Wife uses her maiden name, use “Mrs.” and place her name on the line above his:
Mrs. Jane Jones
Mr. John Smith

Same last name, but wife has a proper title and the husband does not, place her name above his:
Doctor Jane Smith
Mr. John Smith

Husband has a proper title and wife does not: General and Mrs. John Smith

Both the husband and wife have the same proper titles: Drs. John and Jane Smith

Husband and wife have different proper titles, put wife first:
General Jane Smith
The Honorable John Smith

 

INVITING CHILDREN UNDER 18
Place children’s names on a separate line below their parents.  If children have the same last name as their parents, only write their first names.  If children have different last names than their parents, include their last names.  Invited children over 18 should receive their own invitations, whether or not they reside with their parents.  For them, use the rules for “single guests.”

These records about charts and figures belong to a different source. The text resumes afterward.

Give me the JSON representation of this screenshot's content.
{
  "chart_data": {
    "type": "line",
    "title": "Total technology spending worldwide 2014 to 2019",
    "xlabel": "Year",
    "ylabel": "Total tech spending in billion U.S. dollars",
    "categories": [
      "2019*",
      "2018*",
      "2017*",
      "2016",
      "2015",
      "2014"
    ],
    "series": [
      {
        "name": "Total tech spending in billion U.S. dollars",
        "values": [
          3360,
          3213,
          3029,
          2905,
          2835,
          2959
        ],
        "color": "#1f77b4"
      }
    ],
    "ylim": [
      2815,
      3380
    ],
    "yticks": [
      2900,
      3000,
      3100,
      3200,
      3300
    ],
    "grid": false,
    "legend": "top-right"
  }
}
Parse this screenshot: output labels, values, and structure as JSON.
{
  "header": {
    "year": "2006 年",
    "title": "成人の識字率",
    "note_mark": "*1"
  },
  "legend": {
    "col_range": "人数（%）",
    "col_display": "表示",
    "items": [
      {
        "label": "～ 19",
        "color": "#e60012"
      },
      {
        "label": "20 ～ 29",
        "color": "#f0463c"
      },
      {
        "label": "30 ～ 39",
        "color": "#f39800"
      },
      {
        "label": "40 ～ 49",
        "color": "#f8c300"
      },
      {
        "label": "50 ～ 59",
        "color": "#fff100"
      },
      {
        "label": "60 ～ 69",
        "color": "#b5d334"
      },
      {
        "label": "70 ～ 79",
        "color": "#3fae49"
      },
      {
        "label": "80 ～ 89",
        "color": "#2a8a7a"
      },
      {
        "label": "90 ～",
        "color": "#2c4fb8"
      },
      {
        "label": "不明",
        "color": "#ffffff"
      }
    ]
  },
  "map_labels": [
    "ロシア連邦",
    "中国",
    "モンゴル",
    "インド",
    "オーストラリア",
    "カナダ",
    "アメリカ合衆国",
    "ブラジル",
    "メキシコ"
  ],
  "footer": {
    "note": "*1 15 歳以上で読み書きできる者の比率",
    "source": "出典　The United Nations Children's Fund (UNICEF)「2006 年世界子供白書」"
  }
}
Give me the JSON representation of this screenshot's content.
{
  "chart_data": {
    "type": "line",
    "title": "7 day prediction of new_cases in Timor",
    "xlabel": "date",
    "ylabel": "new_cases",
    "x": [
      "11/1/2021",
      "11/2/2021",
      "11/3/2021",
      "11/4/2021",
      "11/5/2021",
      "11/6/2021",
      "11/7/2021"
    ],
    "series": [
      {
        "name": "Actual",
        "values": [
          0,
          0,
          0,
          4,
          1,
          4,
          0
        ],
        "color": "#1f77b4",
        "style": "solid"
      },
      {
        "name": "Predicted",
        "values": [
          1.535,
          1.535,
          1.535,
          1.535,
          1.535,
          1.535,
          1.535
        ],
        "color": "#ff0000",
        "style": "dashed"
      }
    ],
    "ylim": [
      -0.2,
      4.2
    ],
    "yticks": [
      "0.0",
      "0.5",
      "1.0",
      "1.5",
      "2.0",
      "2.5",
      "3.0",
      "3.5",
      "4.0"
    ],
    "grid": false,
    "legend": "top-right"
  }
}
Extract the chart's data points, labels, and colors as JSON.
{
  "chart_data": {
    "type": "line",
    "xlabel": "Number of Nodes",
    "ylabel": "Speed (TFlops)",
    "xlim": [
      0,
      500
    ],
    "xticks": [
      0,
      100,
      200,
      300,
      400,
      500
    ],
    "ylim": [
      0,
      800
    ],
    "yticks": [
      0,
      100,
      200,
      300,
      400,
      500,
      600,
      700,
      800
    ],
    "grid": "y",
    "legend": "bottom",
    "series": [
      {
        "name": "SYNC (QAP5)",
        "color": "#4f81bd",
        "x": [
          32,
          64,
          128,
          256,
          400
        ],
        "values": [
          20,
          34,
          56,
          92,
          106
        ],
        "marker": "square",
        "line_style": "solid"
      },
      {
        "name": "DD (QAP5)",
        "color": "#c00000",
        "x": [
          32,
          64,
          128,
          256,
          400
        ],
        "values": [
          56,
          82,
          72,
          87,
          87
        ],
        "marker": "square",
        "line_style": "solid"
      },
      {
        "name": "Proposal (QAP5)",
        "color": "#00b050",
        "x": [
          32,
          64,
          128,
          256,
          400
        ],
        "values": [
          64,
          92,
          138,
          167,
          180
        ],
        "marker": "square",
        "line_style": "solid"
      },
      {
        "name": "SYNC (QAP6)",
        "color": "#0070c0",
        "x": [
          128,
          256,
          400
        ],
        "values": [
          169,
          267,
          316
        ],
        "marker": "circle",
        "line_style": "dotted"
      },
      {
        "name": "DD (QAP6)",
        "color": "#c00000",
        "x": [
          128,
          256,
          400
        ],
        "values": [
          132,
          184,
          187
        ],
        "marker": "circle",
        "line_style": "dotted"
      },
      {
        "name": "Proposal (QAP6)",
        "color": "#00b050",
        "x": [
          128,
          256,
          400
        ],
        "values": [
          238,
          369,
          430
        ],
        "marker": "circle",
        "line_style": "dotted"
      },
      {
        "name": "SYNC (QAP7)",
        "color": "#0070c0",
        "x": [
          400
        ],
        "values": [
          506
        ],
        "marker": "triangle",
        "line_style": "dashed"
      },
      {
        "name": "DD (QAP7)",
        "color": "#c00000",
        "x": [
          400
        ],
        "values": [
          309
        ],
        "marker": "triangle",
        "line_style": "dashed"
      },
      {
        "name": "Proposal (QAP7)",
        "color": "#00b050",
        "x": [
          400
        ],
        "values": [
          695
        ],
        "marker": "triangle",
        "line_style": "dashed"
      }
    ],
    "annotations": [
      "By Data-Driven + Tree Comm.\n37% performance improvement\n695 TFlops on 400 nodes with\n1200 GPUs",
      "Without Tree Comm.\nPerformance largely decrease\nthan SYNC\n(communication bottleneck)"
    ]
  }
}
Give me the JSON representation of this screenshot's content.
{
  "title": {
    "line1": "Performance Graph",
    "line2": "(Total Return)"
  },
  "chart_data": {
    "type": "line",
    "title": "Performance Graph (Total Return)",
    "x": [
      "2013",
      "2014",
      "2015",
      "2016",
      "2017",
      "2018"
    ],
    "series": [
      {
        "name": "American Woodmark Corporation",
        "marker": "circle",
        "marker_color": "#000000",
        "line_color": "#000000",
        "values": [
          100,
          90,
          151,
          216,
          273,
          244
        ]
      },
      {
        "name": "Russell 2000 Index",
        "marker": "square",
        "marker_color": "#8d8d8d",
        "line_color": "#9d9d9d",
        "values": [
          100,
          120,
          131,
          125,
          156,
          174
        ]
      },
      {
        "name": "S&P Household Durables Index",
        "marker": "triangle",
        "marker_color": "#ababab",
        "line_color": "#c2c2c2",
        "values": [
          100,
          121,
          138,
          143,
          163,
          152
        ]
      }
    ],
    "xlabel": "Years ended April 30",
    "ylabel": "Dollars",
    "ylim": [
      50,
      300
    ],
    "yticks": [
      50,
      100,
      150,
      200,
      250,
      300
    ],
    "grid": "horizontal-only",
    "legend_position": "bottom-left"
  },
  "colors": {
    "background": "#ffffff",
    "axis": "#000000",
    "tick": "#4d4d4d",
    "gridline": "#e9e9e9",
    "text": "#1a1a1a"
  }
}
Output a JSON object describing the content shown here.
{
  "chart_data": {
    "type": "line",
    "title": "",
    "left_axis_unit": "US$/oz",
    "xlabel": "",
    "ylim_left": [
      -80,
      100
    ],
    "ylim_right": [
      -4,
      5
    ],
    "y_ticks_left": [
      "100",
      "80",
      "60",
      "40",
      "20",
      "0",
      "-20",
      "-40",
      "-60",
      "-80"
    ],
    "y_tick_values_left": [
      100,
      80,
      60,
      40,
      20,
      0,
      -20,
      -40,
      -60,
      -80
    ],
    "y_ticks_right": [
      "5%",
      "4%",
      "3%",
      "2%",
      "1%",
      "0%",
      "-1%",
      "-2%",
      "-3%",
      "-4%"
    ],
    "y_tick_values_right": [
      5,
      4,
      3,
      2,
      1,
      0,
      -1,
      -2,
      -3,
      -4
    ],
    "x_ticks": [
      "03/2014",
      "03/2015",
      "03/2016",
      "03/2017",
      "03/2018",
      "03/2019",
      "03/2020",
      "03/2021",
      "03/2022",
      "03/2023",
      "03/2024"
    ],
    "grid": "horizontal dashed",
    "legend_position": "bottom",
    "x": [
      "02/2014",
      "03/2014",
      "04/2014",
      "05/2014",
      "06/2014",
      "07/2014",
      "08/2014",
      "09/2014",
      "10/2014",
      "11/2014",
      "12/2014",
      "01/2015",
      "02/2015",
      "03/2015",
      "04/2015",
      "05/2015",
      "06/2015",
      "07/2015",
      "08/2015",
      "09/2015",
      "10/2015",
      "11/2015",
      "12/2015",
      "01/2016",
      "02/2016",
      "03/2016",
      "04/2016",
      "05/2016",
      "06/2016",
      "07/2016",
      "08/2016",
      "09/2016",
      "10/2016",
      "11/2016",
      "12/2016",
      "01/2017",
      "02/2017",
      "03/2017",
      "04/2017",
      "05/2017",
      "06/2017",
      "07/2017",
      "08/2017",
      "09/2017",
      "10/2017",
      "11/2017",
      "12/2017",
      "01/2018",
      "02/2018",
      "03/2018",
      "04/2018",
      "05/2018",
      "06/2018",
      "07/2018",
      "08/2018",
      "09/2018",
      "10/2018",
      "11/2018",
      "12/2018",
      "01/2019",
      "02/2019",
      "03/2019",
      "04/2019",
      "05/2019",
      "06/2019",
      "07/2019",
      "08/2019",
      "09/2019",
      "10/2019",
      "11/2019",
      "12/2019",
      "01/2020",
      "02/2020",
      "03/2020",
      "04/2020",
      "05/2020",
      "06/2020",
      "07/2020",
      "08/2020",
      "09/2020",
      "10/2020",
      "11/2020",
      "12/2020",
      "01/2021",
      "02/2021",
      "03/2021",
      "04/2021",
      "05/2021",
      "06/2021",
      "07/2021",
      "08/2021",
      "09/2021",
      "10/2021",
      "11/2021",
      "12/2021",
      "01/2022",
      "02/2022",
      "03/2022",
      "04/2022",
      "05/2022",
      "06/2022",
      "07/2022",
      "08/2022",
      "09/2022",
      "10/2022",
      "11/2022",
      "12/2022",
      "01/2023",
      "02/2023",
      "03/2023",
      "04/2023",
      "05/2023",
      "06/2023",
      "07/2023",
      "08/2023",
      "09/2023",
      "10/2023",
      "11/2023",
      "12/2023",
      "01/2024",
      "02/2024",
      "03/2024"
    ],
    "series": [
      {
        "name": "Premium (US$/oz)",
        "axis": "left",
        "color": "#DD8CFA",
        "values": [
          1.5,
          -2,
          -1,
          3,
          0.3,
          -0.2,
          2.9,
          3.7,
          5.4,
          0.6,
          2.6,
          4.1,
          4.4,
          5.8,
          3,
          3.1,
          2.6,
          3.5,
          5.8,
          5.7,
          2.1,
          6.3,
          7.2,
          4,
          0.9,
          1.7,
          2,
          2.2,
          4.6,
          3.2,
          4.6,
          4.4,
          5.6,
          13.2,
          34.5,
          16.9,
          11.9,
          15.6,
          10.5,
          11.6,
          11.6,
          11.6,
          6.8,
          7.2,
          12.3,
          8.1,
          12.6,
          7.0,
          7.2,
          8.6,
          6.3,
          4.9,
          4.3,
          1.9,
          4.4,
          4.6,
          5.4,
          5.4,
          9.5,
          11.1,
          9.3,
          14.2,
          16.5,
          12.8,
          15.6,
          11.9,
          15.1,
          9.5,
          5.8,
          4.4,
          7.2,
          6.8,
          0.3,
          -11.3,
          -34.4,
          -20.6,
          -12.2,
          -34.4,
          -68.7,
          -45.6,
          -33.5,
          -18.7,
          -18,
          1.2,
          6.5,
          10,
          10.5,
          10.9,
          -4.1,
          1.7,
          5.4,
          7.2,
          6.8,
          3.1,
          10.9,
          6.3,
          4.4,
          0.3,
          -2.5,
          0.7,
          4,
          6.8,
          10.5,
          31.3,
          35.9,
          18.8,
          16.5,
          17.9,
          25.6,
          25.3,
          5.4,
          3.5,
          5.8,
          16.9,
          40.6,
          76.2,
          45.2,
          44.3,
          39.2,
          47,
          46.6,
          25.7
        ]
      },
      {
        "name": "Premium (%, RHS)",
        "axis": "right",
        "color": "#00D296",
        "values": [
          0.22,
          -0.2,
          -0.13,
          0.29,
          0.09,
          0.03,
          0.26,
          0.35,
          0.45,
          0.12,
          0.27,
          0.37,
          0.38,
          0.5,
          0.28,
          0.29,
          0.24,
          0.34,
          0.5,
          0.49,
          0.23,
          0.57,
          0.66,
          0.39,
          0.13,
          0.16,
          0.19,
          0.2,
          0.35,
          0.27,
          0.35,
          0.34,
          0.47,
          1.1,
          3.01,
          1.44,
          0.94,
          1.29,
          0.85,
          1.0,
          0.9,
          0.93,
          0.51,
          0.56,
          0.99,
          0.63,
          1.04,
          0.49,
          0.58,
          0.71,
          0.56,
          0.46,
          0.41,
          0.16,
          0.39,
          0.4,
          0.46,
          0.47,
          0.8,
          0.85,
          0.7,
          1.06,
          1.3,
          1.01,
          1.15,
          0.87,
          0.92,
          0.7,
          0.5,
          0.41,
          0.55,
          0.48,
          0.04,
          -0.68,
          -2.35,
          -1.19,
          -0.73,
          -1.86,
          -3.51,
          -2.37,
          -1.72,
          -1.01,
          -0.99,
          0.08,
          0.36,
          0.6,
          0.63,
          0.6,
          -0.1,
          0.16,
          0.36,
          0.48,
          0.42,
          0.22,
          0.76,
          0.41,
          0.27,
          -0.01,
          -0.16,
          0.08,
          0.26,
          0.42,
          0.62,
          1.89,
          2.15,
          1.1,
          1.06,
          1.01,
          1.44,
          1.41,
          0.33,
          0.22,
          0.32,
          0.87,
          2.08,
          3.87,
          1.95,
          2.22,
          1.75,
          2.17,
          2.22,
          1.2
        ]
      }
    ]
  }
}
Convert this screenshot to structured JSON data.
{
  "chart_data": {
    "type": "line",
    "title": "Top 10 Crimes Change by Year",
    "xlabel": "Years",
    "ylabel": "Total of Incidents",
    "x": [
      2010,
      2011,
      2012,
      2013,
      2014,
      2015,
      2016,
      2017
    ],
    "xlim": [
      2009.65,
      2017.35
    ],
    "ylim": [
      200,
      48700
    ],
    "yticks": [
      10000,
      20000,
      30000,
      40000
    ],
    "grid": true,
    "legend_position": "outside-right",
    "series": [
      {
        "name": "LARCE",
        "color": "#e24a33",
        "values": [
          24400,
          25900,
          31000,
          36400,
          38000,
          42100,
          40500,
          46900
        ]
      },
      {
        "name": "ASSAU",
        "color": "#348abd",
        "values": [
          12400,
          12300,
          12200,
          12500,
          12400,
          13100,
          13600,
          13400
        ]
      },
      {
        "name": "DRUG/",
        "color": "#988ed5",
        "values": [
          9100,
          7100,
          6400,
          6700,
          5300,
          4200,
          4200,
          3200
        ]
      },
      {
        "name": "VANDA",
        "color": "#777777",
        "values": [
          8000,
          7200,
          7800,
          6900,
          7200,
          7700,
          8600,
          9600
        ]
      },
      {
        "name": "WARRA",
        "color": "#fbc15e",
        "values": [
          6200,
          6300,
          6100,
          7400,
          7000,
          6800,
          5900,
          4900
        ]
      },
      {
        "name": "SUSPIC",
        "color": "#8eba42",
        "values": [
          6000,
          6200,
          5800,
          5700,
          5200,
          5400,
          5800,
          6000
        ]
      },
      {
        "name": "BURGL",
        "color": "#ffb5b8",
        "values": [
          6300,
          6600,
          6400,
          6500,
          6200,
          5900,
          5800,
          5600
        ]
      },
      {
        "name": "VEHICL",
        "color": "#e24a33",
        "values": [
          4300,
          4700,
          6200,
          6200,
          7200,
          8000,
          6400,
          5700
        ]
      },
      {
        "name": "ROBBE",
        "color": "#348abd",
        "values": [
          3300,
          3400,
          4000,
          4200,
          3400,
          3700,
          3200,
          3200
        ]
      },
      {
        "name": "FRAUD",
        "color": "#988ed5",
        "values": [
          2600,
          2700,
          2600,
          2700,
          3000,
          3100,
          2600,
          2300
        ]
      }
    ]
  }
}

Invited children under 18 with the same last name as their parents:
Mr. and Mrs. John Smith
Mary, Elizabeth, and Joseph

Invited children under 18 with different last names than their parents, use separate lines:
Mr. and Mrs. John Smith
Mary and Elizabeth Jones
Joseph Smith

 

SINGLE GUESTS & UNMARRIED COUPLES
Single guests use Ms., Miss, or Mr., or their proper title: Ms. Elizabeth Rogers   -or-  Doctor Henry Jones

Unmarried and/or same-gender couples living at same address should be addressed alphabetically by last name:
Ms. Mary Jones
Ms. Elizabeth Rogers

 

SO NOW FOR A TOUGH ONE
How do you address an invitation to a military husband with a medical doctor wife with five kids under 18 (who are invited) who all have different last names?
Doctor Jane Smith
General John Jones
Mary, Elizabeth, and Ryan Smith
Joseph and Henry Jones

 

AND NOW MY EMBARRASSING STORY
When I got married, I addressed my own invitations.  (I didn’t have the pleasure of hiring a great calligrapher like Grace Edmands.)  I researched proper etiquette for addressing, of course, but I still made an embarrassing error:  I addressed the invitation to my husband’s boss as “Mr.” when it should have been “Dr.”  Now that I think about it, his wife might be “Dr.” too!  I feel badly that I didn’t show the proper respect for his title.  I simply forgot that he had a proper title, because I usually just call him “Bob.”  But you know what?  I don’t think he ever held it against me.  He’s never mentioned my error.  And my husband still has a job, lol!

So the lesson is twofold:  First, do your best to address your invitations properly.  Second, if you make a mistake, don’t beat yourself up.  Reasonable people will forgive you for your oversight.  In the end, we’re all just human.